L’Académie internationale de la paix

Les initiatives visant à prévenir les guerres méritent d’être mieux financées. Le Secrétaire général des Nations unies a plus d’une fois su être un médiateur efficace mais il est débordé. L’Académie Internationale de la Paix, organisation dépendant des Nations unies et chargée par elles de prendre des initiatives pour le règlement pacifique des conflits, ne dispose au total que de 16 personnes, dont trois professionnels de terrain. Même si l’on prend en compte les nombreuses initiatives privées, on constate l’insuffisance des moyens mis en œuvre face à la centaine de conflits inter-ethniques qui menacent de par le monde.
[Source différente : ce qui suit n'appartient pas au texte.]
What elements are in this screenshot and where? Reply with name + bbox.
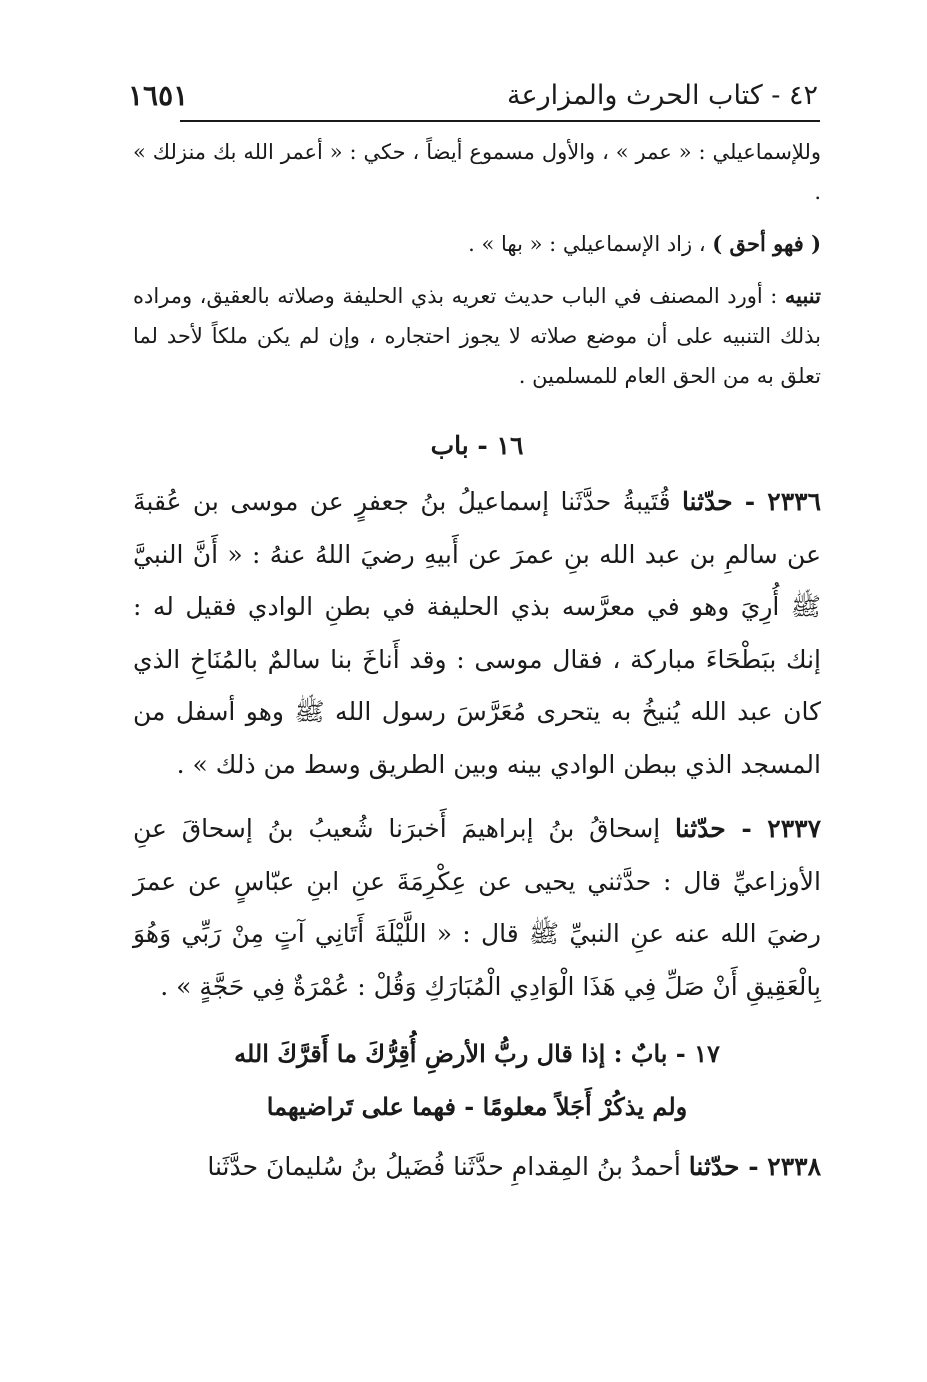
note-paragraph [133, 276, 821, 396]
hadith-number: ٢٣٣٧ - حدّثنا [675, 814, 822, 843]
chapter-heading-continuation: ولم يذكُرْ أَجَلاً معلومًا - فهما على تَراضيهما [266, 1092, 688, 1121]
chapter-heading: ١٧ - بابٌ : إذا قال ربُّ الأرضِ أُقِرُّكَ ما أَقرَّكَ الله [234, 1039, 720, 1068]
hadith-number: ٢٣٣٨ - حدّثنا [688, 1152, 821, 1181]
hadith-paragraph [133, 803, 821, 1013]
hadith-number: ٢٣٣٦ - حدّثنا [681, 487, 821, 516]
hadith-text: إسحاقُ بنُ إبراهيمَ أَخبرَنا شُعيبُ بنُ إسحاقَ عنِ الأوزاعيِّ قال : حدَّثني يحيى عن عِكْرِمَةَ عنِ ابنِ عبّاسٍ عن عمرَ رضيَ الله عنه عنِ النبيِّ ﷺ قال : « اللَّيْلَةَ أَتَانِي آتٍ مِنْ رَبِّي وَهُوَ بِالْعَقِيقِ أَنْ صَلِّ فِي هَذَا الْوَادِي الْمُبَارَكِ وَقُلْ : عُمْرَةٌ فِي حَجَّةٍ » . [133, 814, 821, 1001]
hadith-text: قُتَيبةُ حدَّثَنا إسماعيلُ بنُ جعفرٍ عن موسى بن عُقبةَ عن سالمِ بن عبد الله بنِ عمرَ عن أَبيهِ رضيَ اللهُ عنهُ : « أَنَّ النبيَّ ﷺ أُرِيَ وهو في معرَّسه بذي الحليفة في بطنِ الوادي فقيل له : إنك ببَطْحَاءَ مباركة ، فقال موسى : وقد أَناخَ بنا سالمٌ بالمُنَاخِ الذي كان عبد الله يُنيخُ به يتحرى مُعَرَّسَ رسول الله ﷺ وهو أسفل من المسجد الذي ببطن الوادي بينه وبين الطريق وسط من ذلك » . [133, 487, 821, 779]
page-header [128, 78, 818, 118]
note-label: تنبيه [784, 283, 821, 308]
page-number: ١٦٥١ [128, 79, 189, 112]
hadith-text: أحمدُ بنُ المِقدامِ حدَّثَنا فُضَيلُ بنُ سُليمانَ حدَّثَنا [207, 1152, 689, 1181]
header-rule [180, 120, 820, 122]
body-text [133, 132, 821, 1194]
hadith-paragraph [133, 1141, 821, 1194]
commentary-paragraph [133, 224, 821, 264]
running-title: ٤٢ - كتاب الحرث والمزارعة [507, 80, 818, 111]
hadith-paragraph [133, 476, 821, 791]
paragraph-text: ، زاد الإسماعيلي : « بها » . [468, 232, 713, 256]
bold-phrase: ( فهو أحق ) [712, 231, 821, 256]
chapter-heading: ١٦ - باب [430, 431, 524, 460]
commentary-paragraph: وللإسماعيلي : « عمر » ، والأول مسموع أيضاً ، حكي : « أعمر الله بك منزلك » . [133, 140, 821, 204]
paragraph-text: : أورد المصنف في الباب حديث تعريه بذي الحليفة وصلاته بالعقيق، ومراده بذلك التنبيه على أن موضع صلاته لا يجوز احتجاره ، وإن لم يكن ملكاً لأحد لما تعلق به من الحق العام للمسلمين . [133, 284, 821, 388]
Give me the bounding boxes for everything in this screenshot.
Par ailleurs, l’Académie internationale de la Paix devrait pouvoir développer ses programmes de formation à la résolution pacifique des conflits, pour qu’à terme son intervention ne soit plus nécessaire. La résolution pacifique des conflits est un savoir-faire qui s’apprend. Au-delà des institutions supranationales, les associations de volontaires telles que les Comités amicaux d’entraide, les Brigades internationales de la Paix, les Compagnons de la réconciliation et d’autres, ont un rôle important à jouer dans la résolution pacifique des conflits et l’édification d’un monde de justice. La justice qui seule peut éradiquer les causes des guerres.

C’est la diversité et la souplesse de ces mouvements qui font leur force. La tâche de promouvoir des relations amicales entre les nations et de trouver des solutions pacifiques aux conflits ne devrait pas être laissée aux seules chancelleries. L’émulation des bonnes volontés sera la garantie de voir émerger des solutions créatives.

Privilégier le financement des actions préventives est sans doute la solution la plus économique en ces temps d’austérité budgétaire. Y investir quelques milliers de dollars peut éviter une intervention militaire qui elle, se chiffrerait en milliards. Le choix est donc clair : voulons-nous apprendre à ouvrir les yeux et à éviter les obstacles, ou préférons-nous foncer les yeux fermés en espérant que l’ambulance arrive sitôt l’accident survenu ?

Auteur : Dietrich Fischer, professeur à la Pace University et vice président de l’association World Citizen Diplomats, est l’auteur de Nonmilitary Aspects of Security (Les aspects non-militaires de la sécurité).